XSLT uses one language for selecting nodes, and a different language for generating the result tree. XQuery uses one language that can do both. This allows XQuery expressions to be more compositional than is possible in XSLT.

Robie also compared the current discussion to the XSL-CSS discussion and, further, to a long history of technology debates.

...[W]ould you say that the W3C should not have supported both CSS and XSL? What differences do you see between that situation and this one?

I think it is a given that some people will never see a reason for XQuery, since XSLT exists. There is a sizable community of people who do see a reason for XQuery. I remember when people were really confused about why XSLT was needed. I remember long discussions in the SGML community about whether there was a need for XML. Object orientation was invented in 1967, but object orientation was not mainstream until the late 1980s. New technologies take time to understand and appreciate. Of course, hogwash takes time to recognize and discard.

Eric van der Vlist was sympathetic to XML Query. In his view if the new language is better fitted for some uses, then everyone may benefit.

If it happens that the new language is a better fit than XSLT to do some of the tasks I have to do it will save my time. If not I'll continue using XSLT. Where is the problem with trying something else?
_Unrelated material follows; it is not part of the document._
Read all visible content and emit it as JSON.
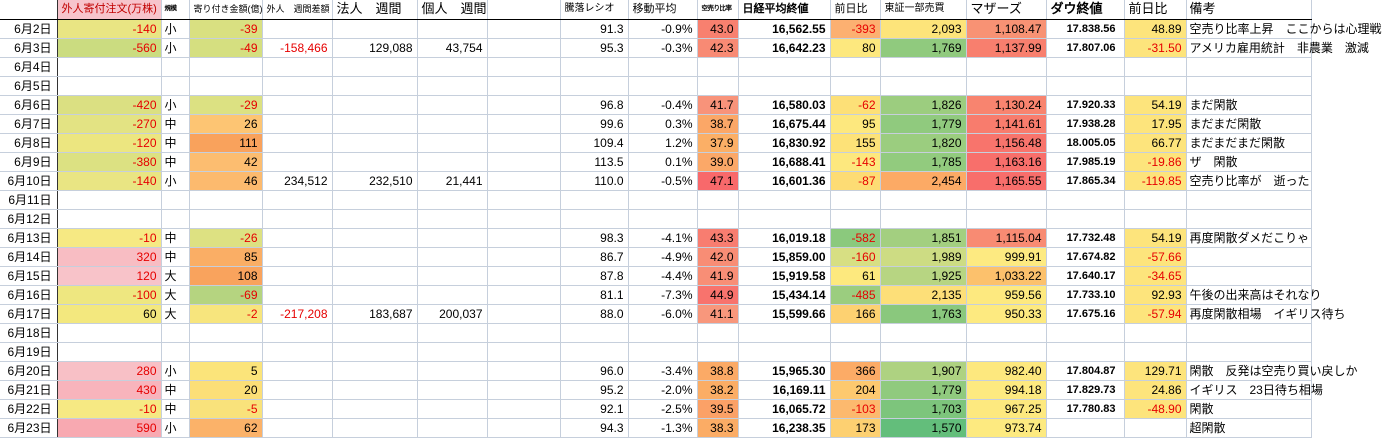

Some competition between may be a good motivation and I would rather regret that XSLT has been lacking credible competitors and alternatives for such a long time.

I see competition as simulating a source of diversity and richness (if it's true for schemas, why not for XSLT?).
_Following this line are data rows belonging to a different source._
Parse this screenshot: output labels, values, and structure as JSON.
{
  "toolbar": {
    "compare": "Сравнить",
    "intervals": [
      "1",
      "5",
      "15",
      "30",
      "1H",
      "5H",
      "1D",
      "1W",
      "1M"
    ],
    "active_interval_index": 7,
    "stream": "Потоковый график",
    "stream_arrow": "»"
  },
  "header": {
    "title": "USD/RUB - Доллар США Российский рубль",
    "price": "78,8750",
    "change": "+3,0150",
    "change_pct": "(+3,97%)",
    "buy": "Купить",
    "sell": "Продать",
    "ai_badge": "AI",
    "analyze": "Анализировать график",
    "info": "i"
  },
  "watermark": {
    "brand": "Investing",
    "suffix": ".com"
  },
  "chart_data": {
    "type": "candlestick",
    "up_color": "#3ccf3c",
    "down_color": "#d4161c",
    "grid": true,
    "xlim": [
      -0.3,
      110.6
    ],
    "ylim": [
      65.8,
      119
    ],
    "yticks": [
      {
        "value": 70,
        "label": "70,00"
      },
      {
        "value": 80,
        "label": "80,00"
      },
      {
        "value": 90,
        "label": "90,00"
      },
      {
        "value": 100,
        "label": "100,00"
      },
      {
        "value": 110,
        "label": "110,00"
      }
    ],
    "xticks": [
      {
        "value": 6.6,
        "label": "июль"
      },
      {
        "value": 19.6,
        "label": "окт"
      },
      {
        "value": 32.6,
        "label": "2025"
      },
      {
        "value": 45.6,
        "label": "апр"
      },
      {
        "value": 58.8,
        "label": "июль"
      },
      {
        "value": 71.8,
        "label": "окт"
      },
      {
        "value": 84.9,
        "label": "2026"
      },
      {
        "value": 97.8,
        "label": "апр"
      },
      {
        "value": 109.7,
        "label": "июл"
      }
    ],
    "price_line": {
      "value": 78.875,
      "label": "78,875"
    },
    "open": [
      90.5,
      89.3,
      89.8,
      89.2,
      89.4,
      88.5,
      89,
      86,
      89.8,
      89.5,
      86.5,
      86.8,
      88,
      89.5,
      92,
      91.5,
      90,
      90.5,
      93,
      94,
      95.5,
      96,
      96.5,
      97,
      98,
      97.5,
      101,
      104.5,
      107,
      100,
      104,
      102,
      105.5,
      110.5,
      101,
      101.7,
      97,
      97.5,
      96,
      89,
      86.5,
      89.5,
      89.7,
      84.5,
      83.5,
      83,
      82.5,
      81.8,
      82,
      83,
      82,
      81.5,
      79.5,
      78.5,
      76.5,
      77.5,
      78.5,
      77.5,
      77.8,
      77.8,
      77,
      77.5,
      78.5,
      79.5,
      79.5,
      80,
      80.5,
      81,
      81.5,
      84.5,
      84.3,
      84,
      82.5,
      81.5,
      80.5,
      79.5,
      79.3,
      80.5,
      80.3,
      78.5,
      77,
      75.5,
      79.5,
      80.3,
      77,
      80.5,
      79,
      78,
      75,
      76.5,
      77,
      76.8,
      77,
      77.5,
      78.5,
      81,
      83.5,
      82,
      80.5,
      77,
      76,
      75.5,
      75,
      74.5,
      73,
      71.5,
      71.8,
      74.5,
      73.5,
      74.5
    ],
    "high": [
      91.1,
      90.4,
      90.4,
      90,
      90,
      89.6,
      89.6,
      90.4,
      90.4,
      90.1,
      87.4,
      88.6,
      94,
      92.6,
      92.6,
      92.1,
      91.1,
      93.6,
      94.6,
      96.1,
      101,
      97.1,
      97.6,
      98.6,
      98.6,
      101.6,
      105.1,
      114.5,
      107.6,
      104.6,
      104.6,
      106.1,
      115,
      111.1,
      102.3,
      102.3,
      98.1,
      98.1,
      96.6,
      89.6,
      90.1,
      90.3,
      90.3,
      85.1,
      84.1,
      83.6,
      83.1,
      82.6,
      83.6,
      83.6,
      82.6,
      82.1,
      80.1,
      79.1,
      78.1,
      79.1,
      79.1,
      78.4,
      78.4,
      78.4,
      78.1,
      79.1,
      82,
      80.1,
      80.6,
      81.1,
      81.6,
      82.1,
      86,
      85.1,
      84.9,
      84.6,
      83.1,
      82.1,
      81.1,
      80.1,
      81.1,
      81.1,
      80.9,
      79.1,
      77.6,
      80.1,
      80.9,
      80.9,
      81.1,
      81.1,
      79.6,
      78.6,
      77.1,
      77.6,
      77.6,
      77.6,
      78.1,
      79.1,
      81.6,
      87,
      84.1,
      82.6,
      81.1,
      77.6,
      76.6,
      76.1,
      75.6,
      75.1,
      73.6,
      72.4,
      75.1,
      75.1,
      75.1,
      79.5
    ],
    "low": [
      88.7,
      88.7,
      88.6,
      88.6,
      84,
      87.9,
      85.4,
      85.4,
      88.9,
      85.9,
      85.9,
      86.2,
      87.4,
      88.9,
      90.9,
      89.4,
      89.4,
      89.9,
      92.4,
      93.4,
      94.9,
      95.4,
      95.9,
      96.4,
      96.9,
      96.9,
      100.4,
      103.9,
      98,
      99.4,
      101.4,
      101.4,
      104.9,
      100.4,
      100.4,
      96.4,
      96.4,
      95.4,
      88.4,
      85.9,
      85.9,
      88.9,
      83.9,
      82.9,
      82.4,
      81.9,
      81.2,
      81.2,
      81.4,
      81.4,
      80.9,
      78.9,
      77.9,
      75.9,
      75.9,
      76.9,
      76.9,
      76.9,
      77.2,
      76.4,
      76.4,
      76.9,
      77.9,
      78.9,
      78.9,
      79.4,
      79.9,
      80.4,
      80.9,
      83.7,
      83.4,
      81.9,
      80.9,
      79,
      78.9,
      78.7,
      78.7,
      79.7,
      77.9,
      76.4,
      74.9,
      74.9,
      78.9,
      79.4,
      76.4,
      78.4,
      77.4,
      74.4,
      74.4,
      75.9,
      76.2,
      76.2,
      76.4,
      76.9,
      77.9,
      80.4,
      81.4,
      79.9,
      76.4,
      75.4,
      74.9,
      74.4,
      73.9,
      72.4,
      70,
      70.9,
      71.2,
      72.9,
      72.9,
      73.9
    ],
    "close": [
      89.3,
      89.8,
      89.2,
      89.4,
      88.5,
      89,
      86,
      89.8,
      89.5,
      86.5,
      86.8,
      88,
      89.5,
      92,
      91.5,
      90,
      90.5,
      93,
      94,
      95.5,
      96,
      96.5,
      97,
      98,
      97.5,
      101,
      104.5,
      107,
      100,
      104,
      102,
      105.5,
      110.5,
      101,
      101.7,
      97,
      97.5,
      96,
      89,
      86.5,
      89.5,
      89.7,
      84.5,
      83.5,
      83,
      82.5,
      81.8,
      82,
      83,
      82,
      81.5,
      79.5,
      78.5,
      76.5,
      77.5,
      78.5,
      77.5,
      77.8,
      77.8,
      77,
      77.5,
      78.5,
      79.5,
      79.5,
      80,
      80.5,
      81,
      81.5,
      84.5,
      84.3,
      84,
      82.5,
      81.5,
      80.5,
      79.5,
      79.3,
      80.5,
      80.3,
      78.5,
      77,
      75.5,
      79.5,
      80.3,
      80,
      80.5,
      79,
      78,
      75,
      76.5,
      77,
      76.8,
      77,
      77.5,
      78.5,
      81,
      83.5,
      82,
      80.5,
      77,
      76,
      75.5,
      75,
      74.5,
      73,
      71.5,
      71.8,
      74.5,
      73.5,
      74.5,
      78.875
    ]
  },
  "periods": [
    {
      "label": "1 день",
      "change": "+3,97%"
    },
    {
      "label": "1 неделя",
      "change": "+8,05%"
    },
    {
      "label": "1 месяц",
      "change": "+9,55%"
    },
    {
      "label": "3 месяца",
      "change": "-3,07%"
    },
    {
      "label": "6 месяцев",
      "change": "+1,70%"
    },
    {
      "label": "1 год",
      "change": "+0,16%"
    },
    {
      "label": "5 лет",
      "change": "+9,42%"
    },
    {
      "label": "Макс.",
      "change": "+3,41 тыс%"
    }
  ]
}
Throughout the debate the issue of optimization arose several times. Michael Rys was among those commenting that XML Query better lends itself to optimization than the rule-based approach of XSLT.

There has been over 20 years of research and product development in the area of both (relational) database systems and rule-based systems. Advances have been made in both areas. However rule-based systems have not achieved the level of performance and scalability of query-based systems, neither in the research area (as far as I know) nor in the commercial world.

Michael Champion also supported XML Query. He suggests that it's a useful tool that combines features of other languages.

I see XQuery as a single language within which to do all of what XPath does, some of what XSLT does, some of what SQL does, with some scripting and DOM-like functionality as well ... all within a common data model and processing paradigm. I see this as a "good thing" even if it is not absolutely needed given the existence of all this other stuff.

More philosophically, we need to be wary of carving existing practice in stone; there has to be room for evolution/markets to select the best practices. If XQuery moves that forward significantly, I personally find the cost in confusion to be tolerable.

Both sides of the debate have made convincing arguments. It's obviously desirable to factor out common features between specifications, as Evan Lenz has suggested. But having multiple tools available when tackling a job is often beneficial, which suggests that XML Query should not be dismissed out of hand. Additional lessons may also be learned from tackling similar problems from a different perspective, although to benefit in the long-term, refactoring may still be required at a later date.

The common topics in the recent discussions demonstrate that the community has a number of concerns. Hopefully these can be adequately addressed if the XML Query and XSLT Working Groups further coordinate their efforts. In reality, these concerns are over early draft specifications and experience has shown that significant revisions may occur to a specification as it moves from Working Draft to Recommendation.

All of that having been said, Marcus Carr is obviously betting on an alternative outcome.

My prediction is that Rick Jelliffe develops 'Queratron', combining the abbreviated syntax of XQuery and any existing XSLT engine. We all declare victory and go away happy...